Akond Ashfaque Ur Rahman
2026
Large Language Models for IT Automation Tasks: Are We There Yet?
Md. Mahadi Hassan | John Salvador | Akond Ashfaque Ur Rahman | Santu Karmaker
Findings of the Association for Computational Linguistics: ACL 2026
Md. Mahadi Hassan | John Salvador | Akond Ashfaque Ur Rahman | Santu Karmaker
Findings of the Association for Computational Linguistics: ACL 2026
LLMs show promise in code generation, yet their effectiveness for IT automation tasks, particularly for tools like Ansible, remains understudied. Existing benchmarks rely primarily on synthetic tasks that fail to capture the needs of practitioners who use IT automation tools. We present ExITBench (Execution-based IT Automation Benchmark), a benchmark of 126 diverse tasks (e.g., configuring servers and managing files) in which each task captures state reconciliation - a core property of IT automation tools.
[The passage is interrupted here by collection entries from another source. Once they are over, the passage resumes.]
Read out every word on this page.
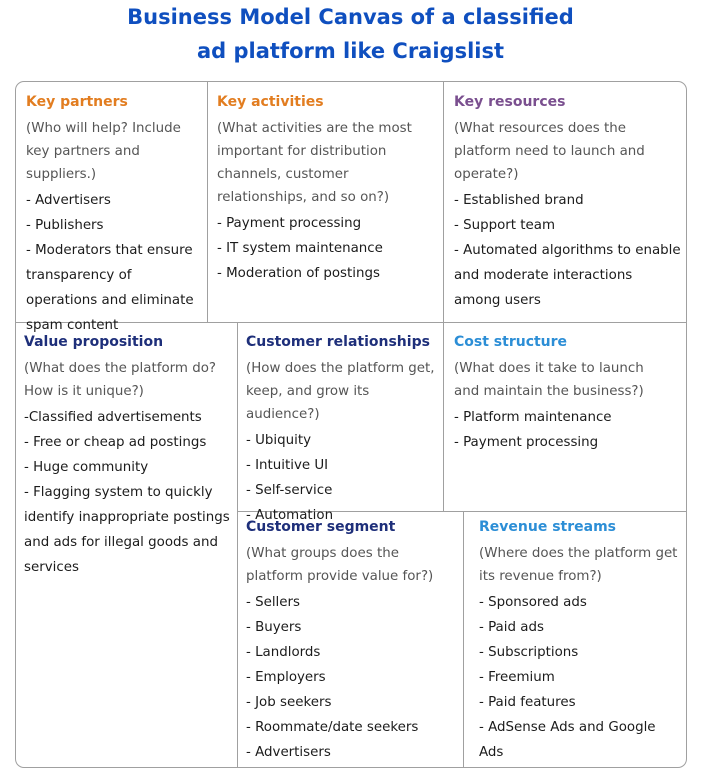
Business Model Canvas of a classified
ad platform like Craigslist
Key partners
(Who will help? Include key partners and suppliers.)
- Advertisers
- Publishers
- Moderators that ensure transparency of operations and eliminate spam content
Key activities
(What activities are the most important for distribution channels, customer relationships, and so on?)
- Payment processing
- IT system maintenance
- Moderation of postings
Key resources
(What resources does the platform need to launch and operate?)
- Established brand
- Support team
- Automated algorithms to enable and moderate interactions among users
Value proposition
(What does the platform do? How is it unique?)
-Classified advertisements
- Free or cheap ad postings
- Huge community
- Flagging system to quickly identify inappropriate postings and ads for illegal goods and services
Customer relationships
(How does the platform get, keep, and grow its audience?)
- Ubiquity
- Intuitive UI
- Self-service
- Automation
Cost structure
(What does it take to launch and maintain the business?)
- Platform maintenance
- Payment processing
Customer segment
(What groups does the platform provide value for?)
- Sellers
- Buyers
- Landlords
- Employers
- Job seekers
- Roommate/date seekers
- Advertisers
Revenue streams
(Where does the platform get its revenue from?)
- Sponsored ads
- Paid ads
- Subscriptions
- Freemium
- Paid features
- AdSense Ads and Google Ads
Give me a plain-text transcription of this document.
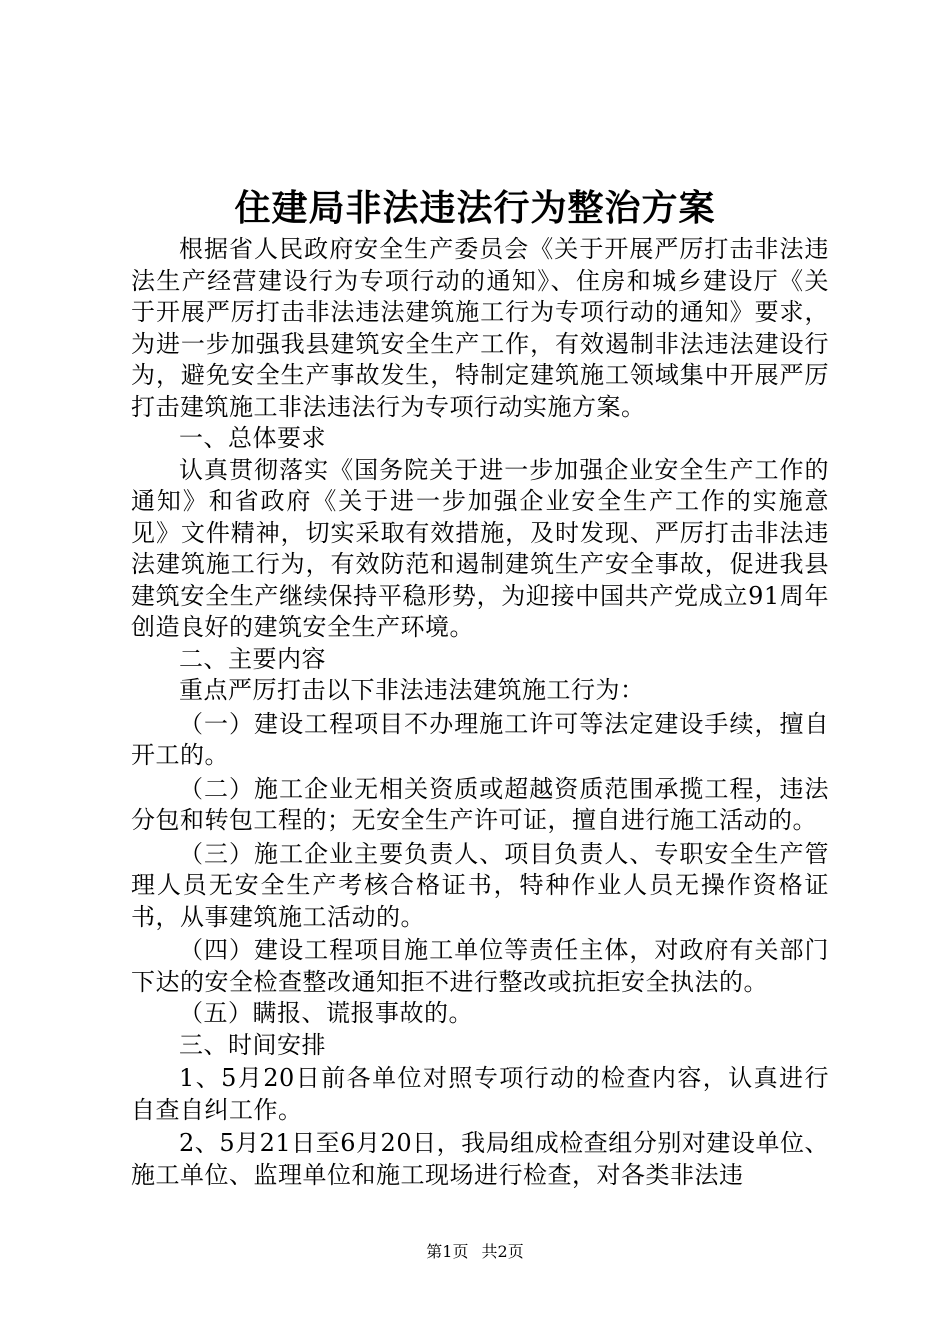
住建局非法违法行为整治方案

根据省人民政府安全生产委员会《关于开展严厉打击非法违法生产经营建设行为专项行动的通知》、住房和城乡建设厅《关于开展严厉打击非法违法建筑施工行为专项行动的通知》要求，为进一步加强我县建筑安全生产工作，有效遏制非法违法建设行为，避免安全生产事故发生，特制定建筑施工领域集中开展严厉打击建筑施工非法违法行为专项行动实施方案。

一、总体要求

认真贯彻落实《国务院关于进一步加强企业安全生产工作的通知》和省政府《关于进一步加强企业安全生产工作的实施意见》文件精神，切实采取有效措施，及时发现、严厉打击非法违法建筑施工行为，有效防范和遏制建筑生产安全事故，促进我县建筑安全生产继续保持平稳形势，为迎接中国共产党成立91周年创造良好的建筑安全生产环境。

二、主要内容

重点严厉打击以下非法违法建筑施工行为：

（一）建设工程项目不办理施工许可等法定建设手续，擅自开工的。

（二）施工企业无相关资质或超越资质范围承揽工程，违法分包和转包工程的；无安全生产许可证，擅自进行施工活动的。

（三）施工企业主要负责人、项目负责人、专职安全生产管理人员无安全生产考核合格证书，特种作业人员无操作资格证书，从事建筑施工活动的。

（四）建设工程项目施工单位等责任主体，对政府有关部门下达的安全检查整改通知拒不进行整改或抗拒安全执法的。

（五）瞒报、谎报事故的。

三、时间安排

1、5月20日前各单位对照专项行动的检查内容，认真进行自查自纠工作。

2、5月21日至6月20日，我局组成检查组分别对建设单位、施工单位、监理单位和施工现场进行检查，对各类非法违

第1页 共2页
ExITBench evaluates LLMs’ ability to generate functional Ansible automation scripts via dynamic execution in controlled environments. We evaluate 14 open-source and 3 proprietary LLMs and find that GPT-4.1-Mini achieves the best pass@10 rate of 23.9%, while Claude-3.5-Sonnet achieves the best pass@1 performance. To explain the low performance, we analyze 1,517 execution failures across the evaluated LLMs and identify two prevalent semantic error categories: failures in state-reconciliation reasoning (42.117% combined from variable (12.287%), host (10.363%), path (10.511%), and template (8.956%) issues) and deficiencies in module-specific execution knowledge (26.203% combined from attribute & parameter (17.617%) and module (8.586%) errors). Our findings reveal key limitations in LLMs’ ability to address state reconciliation and apply specialized module knowledge, indicating that reliable IT automation with LLM-based agents need major advances in state reasoning and domain-specific execution.